As much as I enjoy who I am as a person, sometimes I HATE being a SCORPIO. Sometimes the depth of character, intensity, and the sexual energy we Scorpios exude is a BURDEN to deal with. Allow me to explain...
I'm at a point in my life where I am seeing a clear picture of the person I'd like to become and the path I wish to follow. I take pride in the fact that I am kind, generous, dedicated, giving, humorous, very friendly and amiable, faithful, and affectionate. I love to give to others not because I expect something in return...something in my spirit drives me to do such. I treat people, even strangers, with the upmost dignity because too many people in the world treat others like shit and I'd like to be treated with dignity and respect. I have a tendency to be touchy because I'm naturally a tactile person and I believe that people (especially Black folks) need more casual touches, kisses, and hugs...that machismo crap is for the birds in my eyes. I become very focused on my goals because I understand that nothing substancial is given to you without some effort. Even though I'm serious about life, I enjoy crackin jokes, laughing my ass off, and acting a hot mess when it's play time...life is too damn short to be all stiff and stoic. I love being a 'nice guy', and wouldn't have it any other way.

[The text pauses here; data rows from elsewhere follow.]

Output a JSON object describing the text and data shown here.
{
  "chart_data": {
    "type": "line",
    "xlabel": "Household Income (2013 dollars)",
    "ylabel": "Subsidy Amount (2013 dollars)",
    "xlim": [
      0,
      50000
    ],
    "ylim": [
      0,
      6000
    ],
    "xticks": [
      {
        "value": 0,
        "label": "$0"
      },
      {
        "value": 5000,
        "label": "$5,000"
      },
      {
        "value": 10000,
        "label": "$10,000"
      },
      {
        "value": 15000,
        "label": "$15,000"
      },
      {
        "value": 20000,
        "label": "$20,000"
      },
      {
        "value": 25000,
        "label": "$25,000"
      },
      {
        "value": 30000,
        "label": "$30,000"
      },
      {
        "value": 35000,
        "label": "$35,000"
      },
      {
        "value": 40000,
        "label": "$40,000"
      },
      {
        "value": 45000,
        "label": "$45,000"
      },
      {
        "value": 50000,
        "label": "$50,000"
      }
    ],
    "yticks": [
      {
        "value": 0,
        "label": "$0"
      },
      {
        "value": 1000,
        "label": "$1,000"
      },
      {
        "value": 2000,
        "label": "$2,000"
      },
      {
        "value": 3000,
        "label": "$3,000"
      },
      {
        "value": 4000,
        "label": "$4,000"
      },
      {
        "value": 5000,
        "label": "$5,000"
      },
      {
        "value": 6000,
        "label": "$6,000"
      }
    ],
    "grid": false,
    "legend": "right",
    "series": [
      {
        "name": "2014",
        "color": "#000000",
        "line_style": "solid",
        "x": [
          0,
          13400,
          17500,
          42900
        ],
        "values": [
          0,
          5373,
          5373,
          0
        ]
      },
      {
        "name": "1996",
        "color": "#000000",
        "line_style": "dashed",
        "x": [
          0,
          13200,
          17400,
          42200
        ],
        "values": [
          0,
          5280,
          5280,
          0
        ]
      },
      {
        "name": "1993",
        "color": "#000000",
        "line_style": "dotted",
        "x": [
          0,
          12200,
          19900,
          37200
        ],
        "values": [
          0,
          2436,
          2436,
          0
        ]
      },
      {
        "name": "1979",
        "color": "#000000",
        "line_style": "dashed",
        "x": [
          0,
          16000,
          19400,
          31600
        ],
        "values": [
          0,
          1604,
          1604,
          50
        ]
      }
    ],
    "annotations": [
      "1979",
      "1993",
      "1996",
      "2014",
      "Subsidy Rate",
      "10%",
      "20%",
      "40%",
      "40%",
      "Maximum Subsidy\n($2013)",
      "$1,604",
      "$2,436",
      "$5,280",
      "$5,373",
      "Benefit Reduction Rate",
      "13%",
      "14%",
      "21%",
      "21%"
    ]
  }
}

When it comes to dating, men, and relationships, I offer all of these qualities. Unfortunately, something is getting lost in the equation or misunderstood. Although I consider myself a "catch", I rarely attract the men I want to catch me (or the ones I want to catch). I attribute some of this problem to what I call the "Scorpio Syndrome". Scorpios are notorious for being flirtatious, sexual, and magnetic. These qualities are all good, but unfortunately those of us that possess these qualities give off the wrong vibe....well what I consider the wrong vibe. Instead of the "I am a beautiful person with much to offer you physically, mentally, emotionally, and spiritually", vibe I'd LIKE to send out, I seem to be giving off this "I'm hot in the ass I want to fuck without abandon" vibe. Where the hell is this coming from?

Don't get me wrong. I am very much aware of my sexuality and I love it. I love affection, and the though of sex really gets me going. However, that is not all that I desire....or is it the strongest desire I have. What I yearn more than anything is what a good friend of mine calls a "MIND, BODY, & SOUL F**K". Maybe it's my feminine side talking, but I desire, sometimes even fantasize, that a man will come into my life and stimulate my intellect, connect with my spirit and faith, and treat my body with as much respect and honor as I wish to offer his body. If all of those areas are covered, sex and passion wouldn't be an issue...i'd give it to that man so good he wouldn't even know what to do with himself. I would hold NOTHING back sexually, because there would be no point.
Now I'm sure there are men out there that can give me a mind-body-soul fuck...my question is...WHERE THE HELL ARE YOU?? I'm doing my best to hold on to my integrity and keep from having sex just to satisfy my urges, but this shit is getting TOUGH. Most of the sex I've had (which hasn't been much at all) has been satisfying, but so very empty and shallow. I just can't let myself go all the way if I feel nothing for a man...I'm way too guarded to allow myself to be that vulnerable and i feel guilty afterwards.
I'd much rather have a man look me in the eye and I see lust AND admiration, take his time to set the mood for lovin, share some serious intimacy and foreplay before we go at it like rabbits in heat, fall asleep in each other's arms totally exhausted, wake up in the morning to some more intimacy or even Round Two, take a hot shower together, then eat a good meal before we go on with our days. Is that so much to ask if I'm willing to open up my mind, body, spirit, and potentially my heart for this man?
I may be asking for something unattainable, but damnit that's what I desire. Are they any men out there willing to bare their souls to a good man?
I hope so, because my resolve is slowly slipping. I hate the idea of pursuing shallow sexual encounters, but my desire to hold and be held is becoming so strong I might just go there. Hopefully someone will come along before I release the "Scorpio". Will the real men please stand up? Because I'm searching for you.
I apologize if that was one big ass RAMBLE, but I had to get that out.